Mais, ces changements impliquant une modification des marqueurs chimiques qui interagissant avec l’ADN peuvent-ils être hérités ? C’est la question qui nous intérésse. Or, c’est une question très polémique. Certains scientifiques disent que des signaux épigénétiques provenant de l’environnement peuvent être passés d’une génération à une autre, d’autres disent que ceci n’est pas possible et que les études sur le sujet ne sont pas conclusives. En effet, dire que l’expérience peut être héritée, c’est tentant, mais cela contredit ce que nous propose le modèle classique de la génétique. Ce modèle, au contraire de l’épigénétique, soutient que seuls les caractéristiques génétiques peuvent être héritées et donc qu’à chaque génération le génome est « nettoyé » des marques épigénétiques. 

De plus, lorsque ces questions sont faites dans le cas du traumatisme, c’est encore plus polémique. Car si nous supposons que l’expérience peut être héritée, les traumatismes, qui font partie de l’expérience, pourraient l’être également et entraîner des conséquences sur la santé des héritiers. Beaucoup d’études ont été faites à ce sujet à l’issue d’une trouvaille incroyable suggérant que des victimes de traumatismes tels l’Holocauste ou de grandes famines pourraient être porteurs d’une marque chimique qui affecte leur santé. 

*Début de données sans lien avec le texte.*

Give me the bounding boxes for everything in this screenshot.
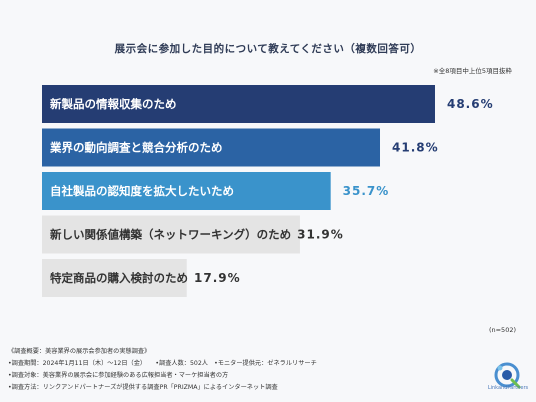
category-label-4: 新しい関係値構築（ネットワーキング）のため	[50, 228, 291, 242]
value-label-2: 41.8%	[392, 141, 439, 155]
value-label-3: 35.7%	[343, 184, 390, 198]
bar-2	[42, 128, 381, 167]
chart-title: 展示会に参加した目的について教えてください（複数回答可）	[114, 43, 422, 55]
survey-line-target: •調査対象：美容業界の展示会に参加経験のある広報担当者・マーケ担当者の方	[8, 372, 229, 379]
category-label-3: 自社製品の認知度を拡大したいため	[50, 184, 234, 198]
category-label-1: 新製品の情報収集のため	[50, 97, 177, 111]
sample-size-label: (n=502)	[488, 326, 516, 334]
survey-line-method: •調査方法：リンクアンドパートナーズが提供する調査PR「PRIZMA」によるイン…	[8, 384, 278, 391]
bar-1	[42, 85, 435, 123]
value-label-1: 48.6%	[447, 97, 494, 111]
chart-note: ※全8項目中上位5項目抜粋	[433, 67, 512, 75]
category-label-2: 業界の動向調査と競合分析のため	[49, 141, 223, 155]
bar-5	[42, 259, 187, 297]
survey-overview: 《調査概要：美容業界の展示会参加者の実態調査》 •調査期間：2024年1月11日…	[8, 346, 317, 394]
category-label-5: 特定商品の購入検討のため	[50, 271, 188, 285]
bar-3	[42, 172, 331, 210]
value-label-5: 17.9%	[194, 271, 241, 285]
link-and-partners-logo-icon	[494, 362, 521, 389]
bar-4	[42, 215, 300, 254]
survey-line-period: •調査期間：2024年1月11日（木）〜12日（金） •調査人数：502人 •モ…	[8, 360, 317, 367]
logo-text: LinkandPartners	[487, 385, 529, 391]
value-label-4: 31.9%	[297, 228, 344, 242]
survey-line-title: 《調査概要：美容業界の展示会参加者の実態調査》	[8, 348, 151, 355]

Et c’est ici qu’entre en scène la philosophie des sciences : nous voilà devant un cas typique au sein de la science : des nouvelles idées et études contredisent les croyances les plus soutenues dans un champ de la connaissance, en l’occurrence la génétique. Ces idées mènent à leur tour à la réalisation d’études scientifiques qui cherchent à les confirmer. Cependant, les études ne sont pas conclusives : si l’évidence de cette découverte est qualifiée de solide, elle entre en contradiction avec la biologie classique. Ceci n’est pas très nouveau dans le monde scientifique : régulièrement, des nouvelles idées et découvertes nous invitent à repenser les croyances que nous tenions pour vraies. Ces incongruences entre les idées soutenues longtemps et les nouvelles propositions créent des controverses scientifiques.

Nous nous confrontons donc au besoin de nous poser des questions propres à la philosophie de la science parce qu’elles pourraient nous donner des outils pour mieux comprendre ce qu’impliquent des hypothèses scientifiques telles que celle du traumatisme intergénérationnel. Ces questions sont du type : quel niveau de preuve est nécessaire pour tirer une conclusion ? Quels résultats sonts suffisants pour proclamer l’existence d’une causalité ? Quels biais émotionnels pourraient nous mener à croire certaines idées plutôt que d’autres ? Toutes ces questions ne sont pas suffisantes pour conclure ici si l’héritage épigénétique est scientifiquement prouvé mais elles nous aident au moins à être plus critique envers cette idée elle-même.

Nous ne savons donc peut-être pas encore si les idées proposées par les études sur le traumatisme intergénérationnel et l’héritage épigénétique peuvent être considérées comme vraies ou démontrées. Mais en tant qu’idées, elles peuvent nous ouvrir des portes philosophiques et existentielles intéressantes :  cette nouvelle manière de penser l’héritage pourrait nous mener à mieux comprendre les influences de l’environnement sur notre santé et celle de nos héritiers. Ceci peut nous aider à penser au soin et à la guérison, pour rompre avec des chaines d’héritage de traumatisme. Mais surtout, elle est intéressante philosophiquement puisqu’elle nous oblige à penser de manière moins binaire la bipartition nature/culture : si l’environnement, et donc, les interactions sociales (en particulier celles qui seraient traumatiques, comme la violence), peuvent avoir un effet sur nos gènes, la bipartition absolue biologie/société ne tiendrait plus. Enfin, quelques questions sociales pourraient être posées avec un regard épigénétique. Par exemple, des recherches axées sur le genre, le classisme ou le racisme, pourraient mobiliser l’épigénétique. L’on pourrait à la fois démontrer une transmission de la violence de genre et en même temps nous donner des idées pour soigner des traumatismes venant de générations passées afin de lutter contre la perpétuation d’inégalités sociales.